La euforia de los brasileños por el ciclo de prosperidad de los últimos años se ha disipado dando paso a una sociedad más madura y exigente con sus dirigentes. Las masivas protestas ciudadanas marcarán la campaña de las elecciones presidenciales del próximo octubre.
Cuando se anunció, en 2007, que Brasil sería la sede del Mundial de Fútbol de 2014 y, de las Olimpiadas de 2016, los brasileños sentimos que, al atribuirle tamaña responsabilidad, la comunidad internacional compartía la misma confianza que se vivía en el país. En aquel momento los brasileños nos convencimos de que el eterno "país del futuro" - según el cliché - finalmente se estaba plasmando en el presente. Los megaeventos deportivos ayudarían a atraer masivas inversiones en sectores estratégicos y, por ende, a garantizar el ritmo continuado de crecimiento económico de la última década. Darían visibilidad internacional a un país confiado en que empezaba a superar un largo pasado de carencias internas y vulnerabilidad externa, para cumplir con el potencial que sus dimensiones y diversidad siempre prometieron.

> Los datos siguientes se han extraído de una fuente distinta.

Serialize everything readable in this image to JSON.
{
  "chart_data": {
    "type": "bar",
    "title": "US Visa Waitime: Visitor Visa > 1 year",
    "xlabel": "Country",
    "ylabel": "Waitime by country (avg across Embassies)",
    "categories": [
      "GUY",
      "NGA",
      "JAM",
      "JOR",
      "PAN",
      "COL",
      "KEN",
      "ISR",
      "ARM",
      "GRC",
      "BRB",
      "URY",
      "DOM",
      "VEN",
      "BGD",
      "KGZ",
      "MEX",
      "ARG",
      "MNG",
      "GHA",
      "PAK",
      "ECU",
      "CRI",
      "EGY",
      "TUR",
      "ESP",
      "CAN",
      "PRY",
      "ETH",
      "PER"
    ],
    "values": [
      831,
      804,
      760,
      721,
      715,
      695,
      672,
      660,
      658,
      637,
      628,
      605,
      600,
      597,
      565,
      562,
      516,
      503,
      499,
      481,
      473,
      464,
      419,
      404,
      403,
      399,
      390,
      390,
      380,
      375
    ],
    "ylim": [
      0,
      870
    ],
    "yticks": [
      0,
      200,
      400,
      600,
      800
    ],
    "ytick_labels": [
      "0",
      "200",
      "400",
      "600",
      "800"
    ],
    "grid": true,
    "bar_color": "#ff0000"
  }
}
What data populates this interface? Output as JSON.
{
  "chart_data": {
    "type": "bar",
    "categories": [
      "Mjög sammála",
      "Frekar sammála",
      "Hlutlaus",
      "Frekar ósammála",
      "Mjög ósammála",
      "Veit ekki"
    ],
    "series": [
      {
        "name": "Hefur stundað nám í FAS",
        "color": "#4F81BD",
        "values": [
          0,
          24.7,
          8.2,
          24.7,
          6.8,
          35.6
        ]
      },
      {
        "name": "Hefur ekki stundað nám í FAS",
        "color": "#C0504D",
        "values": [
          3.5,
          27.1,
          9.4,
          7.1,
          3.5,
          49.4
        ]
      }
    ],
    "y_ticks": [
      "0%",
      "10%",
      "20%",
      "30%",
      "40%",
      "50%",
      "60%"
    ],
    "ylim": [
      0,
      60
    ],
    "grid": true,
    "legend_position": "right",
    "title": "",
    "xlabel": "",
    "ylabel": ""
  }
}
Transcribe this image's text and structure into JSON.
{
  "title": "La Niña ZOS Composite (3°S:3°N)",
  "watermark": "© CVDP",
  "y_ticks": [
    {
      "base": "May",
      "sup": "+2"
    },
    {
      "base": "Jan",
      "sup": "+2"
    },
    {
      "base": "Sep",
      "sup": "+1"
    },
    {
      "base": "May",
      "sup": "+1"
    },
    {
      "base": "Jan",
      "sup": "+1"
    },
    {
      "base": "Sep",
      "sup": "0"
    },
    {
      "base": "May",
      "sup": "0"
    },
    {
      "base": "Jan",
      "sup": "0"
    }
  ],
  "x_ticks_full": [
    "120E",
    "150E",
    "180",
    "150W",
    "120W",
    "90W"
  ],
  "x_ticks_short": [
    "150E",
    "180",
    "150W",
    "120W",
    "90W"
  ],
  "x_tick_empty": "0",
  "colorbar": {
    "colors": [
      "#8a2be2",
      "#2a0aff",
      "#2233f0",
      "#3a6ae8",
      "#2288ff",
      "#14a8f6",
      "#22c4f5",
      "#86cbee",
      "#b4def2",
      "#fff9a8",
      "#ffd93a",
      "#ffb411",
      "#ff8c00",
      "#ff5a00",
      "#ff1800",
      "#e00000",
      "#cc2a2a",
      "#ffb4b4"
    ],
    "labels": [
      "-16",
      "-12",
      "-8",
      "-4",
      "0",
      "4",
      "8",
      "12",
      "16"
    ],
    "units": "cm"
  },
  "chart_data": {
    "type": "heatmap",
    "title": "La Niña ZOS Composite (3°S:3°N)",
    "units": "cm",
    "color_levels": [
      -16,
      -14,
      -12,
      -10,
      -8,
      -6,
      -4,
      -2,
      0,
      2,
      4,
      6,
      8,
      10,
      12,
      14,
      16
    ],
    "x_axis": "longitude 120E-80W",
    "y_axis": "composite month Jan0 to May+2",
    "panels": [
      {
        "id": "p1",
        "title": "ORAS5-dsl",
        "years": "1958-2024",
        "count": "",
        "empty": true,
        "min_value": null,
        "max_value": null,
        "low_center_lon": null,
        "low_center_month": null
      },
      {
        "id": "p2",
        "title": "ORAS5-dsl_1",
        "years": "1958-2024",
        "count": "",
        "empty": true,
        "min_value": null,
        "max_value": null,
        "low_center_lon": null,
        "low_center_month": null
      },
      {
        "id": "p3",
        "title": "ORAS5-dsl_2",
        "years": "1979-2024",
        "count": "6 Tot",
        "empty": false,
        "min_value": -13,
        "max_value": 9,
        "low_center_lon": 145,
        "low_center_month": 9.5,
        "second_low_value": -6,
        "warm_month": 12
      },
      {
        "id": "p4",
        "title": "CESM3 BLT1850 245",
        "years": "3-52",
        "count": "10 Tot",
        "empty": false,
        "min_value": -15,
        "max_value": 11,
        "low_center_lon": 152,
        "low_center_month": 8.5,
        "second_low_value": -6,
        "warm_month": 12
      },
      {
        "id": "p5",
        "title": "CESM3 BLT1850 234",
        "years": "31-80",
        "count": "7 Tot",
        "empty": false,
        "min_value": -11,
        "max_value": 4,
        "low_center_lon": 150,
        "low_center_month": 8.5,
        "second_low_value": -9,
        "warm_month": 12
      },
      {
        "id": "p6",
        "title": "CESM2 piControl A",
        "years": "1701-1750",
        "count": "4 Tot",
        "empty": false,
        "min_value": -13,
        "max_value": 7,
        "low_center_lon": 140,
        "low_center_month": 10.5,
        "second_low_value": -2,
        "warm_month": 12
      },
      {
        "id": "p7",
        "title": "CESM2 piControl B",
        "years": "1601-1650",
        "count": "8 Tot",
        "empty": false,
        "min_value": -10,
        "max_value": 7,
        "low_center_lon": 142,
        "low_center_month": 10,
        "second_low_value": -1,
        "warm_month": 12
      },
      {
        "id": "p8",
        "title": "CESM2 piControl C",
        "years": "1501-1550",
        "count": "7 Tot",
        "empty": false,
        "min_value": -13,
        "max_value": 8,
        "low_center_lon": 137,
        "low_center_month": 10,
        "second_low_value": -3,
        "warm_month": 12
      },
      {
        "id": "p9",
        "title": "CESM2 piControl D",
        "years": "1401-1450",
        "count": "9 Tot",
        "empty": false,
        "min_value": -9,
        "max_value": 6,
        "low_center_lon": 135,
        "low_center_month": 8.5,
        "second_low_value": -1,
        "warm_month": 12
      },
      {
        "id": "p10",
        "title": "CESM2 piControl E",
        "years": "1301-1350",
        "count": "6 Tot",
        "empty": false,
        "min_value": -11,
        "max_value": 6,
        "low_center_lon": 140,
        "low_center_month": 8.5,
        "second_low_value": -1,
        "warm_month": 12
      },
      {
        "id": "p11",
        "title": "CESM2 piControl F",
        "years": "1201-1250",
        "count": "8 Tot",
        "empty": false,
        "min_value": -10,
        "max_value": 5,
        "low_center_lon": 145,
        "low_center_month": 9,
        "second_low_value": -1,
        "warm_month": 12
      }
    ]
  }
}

Pasados siete años y ante el espectáculo del Mundial, algo de la euforia inevitablemente se ha ido disipando. Algunos cronogramas de obras se han demorado y la economía ya no vive el auge anterior. Anticipándose a las elecciones del próximo octubre, algunos analistas empiezan a preguntarse cómo se evitará el agotamiento del ciclo de prosperidad que sacó a millones de brasileños de la extrema indigencia. El repunte reciente de la inflación, sin que se logre reactivar el nivel del consumo agregado, deja patente que se ha agotado el modelo de crecimiento impulsado a partir del crédito abundante.
Sin embargo, la insistente pregunta que hoy se hace el hombre de la calle es mucho más incisiva: ¿por qué pagamos impuestos de "primer mundo" y recibimos servicios de "tercer mundo"? Esa pregunta se impuso por encima de los usuales discursos ideológicos y vuelos retóricos para aterrizar en las protestas que se registran desde el año pasado. Las palabras de orden repetidas por los manifestantes no dejan dudas: quieren un Estado más eficiente, que brinde mejores servicios, más que nada en transporte, salud y educación.
Esa ola de peticiones asombró a la clase política: después de los excepcionales avances en los indicadores socioeconómicos de los últimos años en favor sobre todo de las clases menos pudientes, ¿de qué se quejaban los ciudadanos?.